Then, be there for your kids. Gail Saltz, M.D., psychiatrist, psychoanalyst, columnist, bestselling author, and television commentator, gave us the following tips on coping with terror anxiety in children.

Don’t let young children watch news reports for an extended period of time.

"It will frighten them, and appear to them as though something is actually happening over and over again," says Saltz. Media overexposure can result in a more dramatic, heightened interpretation of the day's events, and besides, there's no need to have your children see the same graphic or otherwise unsettling footage over and over.

Talk to older children candidly about the incident.

"Explain to older children what has happened, because they will hear it and be frightened that you thought it was too awful to tell them and so kept it secret," adds Saltz. But stick to the basic story: "Give them only facts they need to know ... not gory details." Knowing about an issue that's at the forefront of the national and international conversation is crucial to your children's understanding of the world at large (and their place in that world). But an excess of details isn't necessary; in fact, these can only cause more trauma.

Remind children that they can discuss the event and their anxieties with you.

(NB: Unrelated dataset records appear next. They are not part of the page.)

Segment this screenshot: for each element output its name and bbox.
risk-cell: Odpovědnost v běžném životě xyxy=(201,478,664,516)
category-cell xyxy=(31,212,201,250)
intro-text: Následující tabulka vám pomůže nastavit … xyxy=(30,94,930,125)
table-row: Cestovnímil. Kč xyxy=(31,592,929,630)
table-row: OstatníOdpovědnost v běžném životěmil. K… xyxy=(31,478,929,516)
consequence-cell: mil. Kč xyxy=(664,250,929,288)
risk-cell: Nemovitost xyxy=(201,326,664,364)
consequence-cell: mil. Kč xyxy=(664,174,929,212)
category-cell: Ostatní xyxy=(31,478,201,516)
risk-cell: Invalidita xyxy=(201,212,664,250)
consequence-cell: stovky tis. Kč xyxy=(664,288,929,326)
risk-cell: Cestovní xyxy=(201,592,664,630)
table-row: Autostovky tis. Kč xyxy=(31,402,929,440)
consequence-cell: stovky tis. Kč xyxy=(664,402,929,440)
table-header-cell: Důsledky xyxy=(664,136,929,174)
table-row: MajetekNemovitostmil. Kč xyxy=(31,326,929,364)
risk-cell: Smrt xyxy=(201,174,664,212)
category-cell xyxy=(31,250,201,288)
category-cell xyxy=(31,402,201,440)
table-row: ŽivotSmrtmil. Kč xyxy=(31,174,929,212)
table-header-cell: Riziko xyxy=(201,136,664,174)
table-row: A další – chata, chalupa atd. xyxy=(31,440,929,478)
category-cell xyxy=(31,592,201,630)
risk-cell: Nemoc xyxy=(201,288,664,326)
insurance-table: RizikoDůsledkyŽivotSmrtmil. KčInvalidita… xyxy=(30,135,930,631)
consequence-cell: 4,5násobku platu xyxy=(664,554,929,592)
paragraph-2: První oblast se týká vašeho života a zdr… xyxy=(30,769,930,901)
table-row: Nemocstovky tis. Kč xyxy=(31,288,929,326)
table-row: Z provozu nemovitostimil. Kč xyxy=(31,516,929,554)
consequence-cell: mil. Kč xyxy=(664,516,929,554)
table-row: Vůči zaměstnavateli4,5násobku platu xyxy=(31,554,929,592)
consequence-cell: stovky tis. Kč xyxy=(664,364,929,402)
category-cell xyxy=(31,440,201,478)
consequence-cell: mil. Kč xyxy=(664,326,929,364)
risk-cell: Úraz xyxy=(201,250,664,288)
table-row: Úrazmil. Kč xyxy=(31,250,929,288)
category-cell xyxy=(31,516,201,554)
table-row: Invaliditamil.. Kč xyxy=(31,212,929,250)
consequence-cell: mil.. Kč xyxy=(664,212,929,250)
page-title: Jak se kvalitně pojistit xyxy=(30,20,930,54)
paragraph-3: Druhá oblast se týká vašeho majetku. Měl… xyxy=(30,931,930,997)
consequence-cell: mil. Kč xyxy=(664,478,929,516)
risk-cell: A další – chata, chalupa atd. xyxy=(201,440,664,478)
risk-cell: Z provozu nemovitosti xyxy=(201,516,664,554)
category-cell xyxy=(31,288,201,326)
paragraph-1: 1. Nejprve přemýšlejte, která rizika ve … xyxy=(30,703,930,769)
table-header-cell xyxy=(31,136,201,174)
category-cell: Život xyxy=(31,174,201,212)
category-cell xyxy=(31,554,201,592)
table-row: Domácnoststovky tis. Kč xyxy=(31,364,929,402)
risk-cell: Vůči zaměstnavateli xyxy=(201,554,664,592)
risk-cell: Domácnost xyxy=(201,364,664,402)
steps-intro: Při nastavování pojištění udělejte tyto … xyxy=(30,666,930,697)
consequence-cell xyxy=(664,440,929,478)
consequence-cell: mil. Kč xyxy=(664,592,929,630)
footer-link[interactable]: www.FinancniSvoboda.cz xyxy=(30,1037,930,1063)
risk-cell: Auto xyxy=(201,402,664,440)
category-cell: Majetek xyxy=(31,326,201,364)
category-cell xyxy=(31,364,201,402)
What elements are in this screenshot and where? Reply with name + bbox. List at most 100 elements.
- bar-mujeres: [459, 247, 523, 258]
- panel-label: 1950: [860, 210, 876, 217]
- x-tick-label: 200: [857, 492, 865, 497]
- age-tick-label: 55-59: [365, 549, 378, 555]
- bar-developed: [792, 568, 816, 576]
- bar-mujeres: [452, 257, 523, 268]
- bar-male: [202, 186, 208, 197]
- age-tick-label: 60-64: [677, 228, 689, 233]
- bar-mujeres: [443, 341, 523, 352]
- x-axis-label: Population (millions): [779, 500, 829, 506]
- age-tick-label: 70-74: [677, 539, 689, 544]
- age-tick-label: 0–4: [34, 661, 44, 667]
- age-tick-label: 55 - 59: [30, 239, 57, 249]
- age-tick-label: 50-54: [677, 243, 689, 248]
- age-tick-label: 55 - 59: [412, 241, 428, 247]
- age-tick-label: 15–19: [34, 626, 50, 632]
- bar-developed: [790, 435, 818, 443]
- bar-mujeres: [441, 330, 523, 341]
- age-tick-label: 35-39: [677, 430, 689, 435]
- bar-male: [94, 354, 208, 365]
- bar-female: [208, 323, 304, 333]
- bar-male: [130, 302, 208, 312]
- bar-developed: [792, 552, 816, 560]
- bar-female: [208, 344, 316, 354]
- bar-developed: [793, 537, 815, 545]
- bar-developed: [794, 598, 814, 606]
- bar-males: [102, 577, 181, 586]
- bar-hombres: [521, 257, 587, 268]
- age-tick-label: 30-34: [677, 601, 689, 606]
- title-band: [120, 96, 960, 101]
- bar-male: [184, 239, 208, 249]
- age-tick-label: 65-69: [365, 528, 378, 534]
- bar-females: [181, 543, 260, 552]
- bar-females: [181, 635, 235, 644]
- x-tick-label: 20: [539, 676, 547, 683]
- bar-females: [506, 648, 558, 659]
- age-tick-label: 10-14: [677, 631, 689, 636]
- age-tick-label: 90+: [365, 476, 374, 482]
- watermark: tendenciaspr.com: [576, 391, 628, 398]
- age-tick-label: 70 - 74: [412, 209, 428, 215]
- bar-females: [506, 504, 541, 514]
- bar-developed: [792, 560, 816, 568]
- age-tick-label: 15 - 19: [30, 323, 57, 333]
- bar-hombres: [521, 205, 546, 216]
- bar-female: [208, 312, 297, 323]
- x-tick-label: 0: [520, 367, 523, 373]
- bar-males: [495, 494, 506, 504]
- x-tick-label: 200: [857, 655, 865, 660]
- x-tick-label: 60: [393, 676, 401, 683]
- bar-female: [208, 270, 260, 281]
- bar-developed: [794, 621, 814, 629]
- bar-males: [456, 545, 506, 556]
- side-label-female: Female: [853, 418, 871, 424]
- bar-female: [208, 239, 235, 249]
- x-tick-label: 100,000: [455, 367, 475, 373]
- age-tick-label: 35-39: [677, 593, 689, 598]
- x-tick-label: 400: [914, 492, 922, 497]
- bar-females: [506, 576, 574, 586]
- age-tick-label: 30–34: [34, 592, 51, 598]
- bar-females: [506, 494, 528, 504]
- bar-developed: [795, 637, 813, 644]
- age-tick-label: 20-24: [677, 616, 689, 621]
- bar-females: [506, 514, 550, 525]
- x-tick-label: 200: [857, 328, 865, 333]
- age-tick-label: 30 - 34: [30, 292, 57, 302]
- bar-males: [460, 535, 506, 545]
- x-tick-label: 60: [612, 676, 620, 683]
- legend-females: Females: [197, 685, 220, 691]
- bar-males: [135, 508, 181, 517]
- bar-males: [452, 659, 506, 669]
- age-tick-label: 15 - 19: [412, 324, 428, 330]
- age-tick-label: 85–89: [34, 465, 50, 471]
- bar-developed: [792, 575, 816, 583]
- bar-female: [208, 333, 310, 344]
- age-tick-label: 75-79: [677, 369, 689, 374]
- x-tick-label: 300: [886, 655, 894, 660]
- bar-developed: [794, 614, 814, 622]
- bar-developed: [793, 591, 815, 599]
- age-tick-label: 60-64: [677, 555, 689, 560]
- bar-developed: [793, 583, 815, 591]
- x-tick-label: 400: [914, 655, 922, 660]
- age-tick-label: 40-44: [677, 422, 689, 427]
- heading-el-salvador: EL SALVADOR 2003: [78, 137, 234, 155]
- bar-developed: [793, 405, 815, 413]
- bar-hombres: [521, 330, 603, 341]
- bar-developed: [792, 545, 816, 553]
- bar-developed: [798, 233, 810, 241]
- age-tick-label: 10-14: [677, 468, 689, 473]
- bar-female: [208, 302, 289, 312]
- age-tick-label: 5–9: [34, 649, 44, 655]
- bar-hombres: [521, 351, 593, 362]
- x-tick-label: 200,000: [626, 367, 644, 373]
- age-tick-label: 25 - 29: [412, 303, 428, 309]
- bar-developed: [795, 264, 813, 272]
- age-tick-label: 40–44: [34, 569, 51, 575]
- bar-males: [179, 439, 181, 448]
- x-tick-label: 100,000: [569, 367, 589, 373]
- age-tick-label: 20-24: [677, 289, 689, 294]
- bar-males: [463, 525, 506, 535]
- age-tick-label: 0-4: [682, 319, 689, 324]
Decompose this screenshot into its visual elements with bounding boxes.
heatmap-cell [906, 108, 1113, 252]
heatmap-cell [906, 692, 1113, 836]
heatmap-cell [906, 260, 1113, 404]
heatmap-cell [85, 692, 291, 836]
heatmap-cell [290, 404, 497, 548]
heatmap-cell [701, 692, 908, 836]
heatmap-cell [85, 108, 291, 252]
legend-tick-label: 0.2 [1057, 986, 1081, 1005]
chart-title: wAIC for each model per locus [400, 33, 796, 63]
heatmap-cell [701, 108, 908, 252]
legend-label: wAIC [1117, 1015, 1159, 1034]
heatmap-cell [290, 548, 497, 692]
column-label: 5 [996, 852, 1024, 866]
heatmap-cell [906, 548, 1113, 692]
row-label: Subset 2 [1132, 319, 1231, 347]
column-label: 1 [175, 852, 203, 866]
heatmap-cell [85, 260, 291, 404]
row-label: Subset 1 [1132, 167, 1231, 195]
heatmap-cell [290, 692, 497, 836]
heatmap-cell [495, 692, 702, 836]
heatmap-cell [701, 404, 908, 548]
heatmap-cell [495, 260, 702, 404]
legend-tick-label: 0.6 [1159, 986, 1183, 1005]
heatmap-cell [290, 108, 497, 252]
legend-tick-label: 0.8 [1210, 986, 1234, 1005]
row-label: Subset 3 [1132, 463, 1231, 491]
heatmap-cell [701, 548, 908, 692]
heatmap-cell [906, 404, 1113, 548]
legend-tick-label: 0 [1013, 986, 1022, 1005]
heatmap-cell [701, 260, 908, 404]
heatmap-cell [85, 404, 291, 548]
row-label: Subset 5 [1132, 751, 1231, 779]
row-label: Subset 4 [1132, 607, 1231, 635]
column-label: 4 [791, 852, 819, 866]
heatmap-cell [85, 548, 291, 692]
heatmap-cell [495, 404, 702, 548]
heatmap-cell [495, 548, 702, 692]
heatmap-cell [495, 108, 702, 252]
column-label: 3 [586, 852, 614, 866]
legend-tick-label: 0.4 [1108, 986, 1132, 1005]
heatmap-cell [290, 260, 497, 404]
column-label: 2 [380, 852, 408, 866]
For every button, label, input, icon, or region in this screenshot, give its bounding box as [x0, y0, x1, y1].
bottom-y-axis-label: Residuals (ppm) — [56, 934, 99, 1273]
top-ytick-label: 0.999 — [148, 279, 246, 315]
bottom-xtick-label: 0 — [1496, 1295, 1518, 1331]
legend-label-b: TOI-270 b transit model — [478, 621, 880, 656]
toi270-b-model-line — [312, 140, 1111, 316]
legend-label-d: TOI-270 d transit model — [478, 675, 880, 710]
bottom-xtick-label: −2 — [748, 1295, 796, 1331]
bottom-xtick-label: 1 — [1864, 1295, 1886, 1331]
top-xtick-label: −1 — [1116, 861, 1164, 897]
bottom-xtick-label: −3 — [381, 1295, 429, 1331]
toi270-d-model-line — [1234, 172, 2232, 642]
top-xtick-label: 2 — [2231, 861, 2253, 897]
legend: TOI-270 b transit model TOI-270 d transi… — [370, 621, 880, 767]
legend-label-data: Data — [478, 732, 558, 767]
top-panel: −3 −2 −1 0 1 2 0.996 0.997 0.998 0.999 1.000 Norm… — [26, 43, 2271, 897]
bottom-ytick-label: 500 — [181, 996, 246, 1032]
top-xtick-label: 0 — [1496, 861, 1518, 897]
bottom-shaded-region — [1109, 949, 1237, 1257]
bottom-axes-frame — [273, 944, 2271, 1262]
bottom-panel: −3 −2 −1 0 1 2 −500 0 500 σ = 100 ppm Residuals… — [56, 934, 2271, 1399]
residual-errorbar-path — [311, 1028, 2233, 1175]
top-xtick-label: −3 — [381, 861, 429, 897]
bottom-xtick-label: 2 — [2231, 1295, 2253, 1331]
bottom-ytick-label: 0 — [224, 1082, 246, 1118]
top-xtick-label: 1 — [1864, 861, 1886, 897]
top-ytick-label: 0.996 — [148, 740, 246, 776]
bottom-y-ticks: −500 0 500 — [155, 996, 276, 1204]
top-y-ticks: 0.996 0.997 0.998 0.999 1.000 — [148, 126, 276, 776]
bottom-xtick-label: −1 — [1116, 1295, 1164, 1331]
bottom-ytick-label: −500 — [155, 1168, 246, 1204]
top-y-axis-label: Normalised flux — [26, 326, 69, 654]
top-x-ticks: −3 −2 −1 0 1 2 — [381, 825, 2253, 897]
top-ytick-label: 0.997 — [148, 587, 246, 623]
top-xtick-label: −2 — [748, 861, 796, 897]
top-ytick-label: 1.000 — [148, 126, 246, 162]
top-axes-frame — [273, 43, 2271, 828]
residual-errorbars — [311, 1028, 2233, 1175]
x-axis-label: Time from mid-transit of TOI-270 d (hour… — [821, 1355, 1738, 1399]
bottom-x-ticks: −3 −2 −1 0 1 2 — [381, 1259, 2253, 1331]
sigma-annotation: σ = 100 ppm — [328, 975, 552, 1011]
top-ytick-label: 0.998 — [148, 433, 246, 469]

"Tell them they can talk with you about their fears or concerns," Saltz concludes. "Remind them that [the location of the terrorist activity] is far away and that their family is safe — that's what children really want to know." At the end of the day, as compassionate as they may be, children will tend to think back on their own lives and worry that they, too, are at risk of being impacted by the same violence they see on TV. Remind them that that's not the case, and that even attacks that are enormous in scale are still rare occurrences.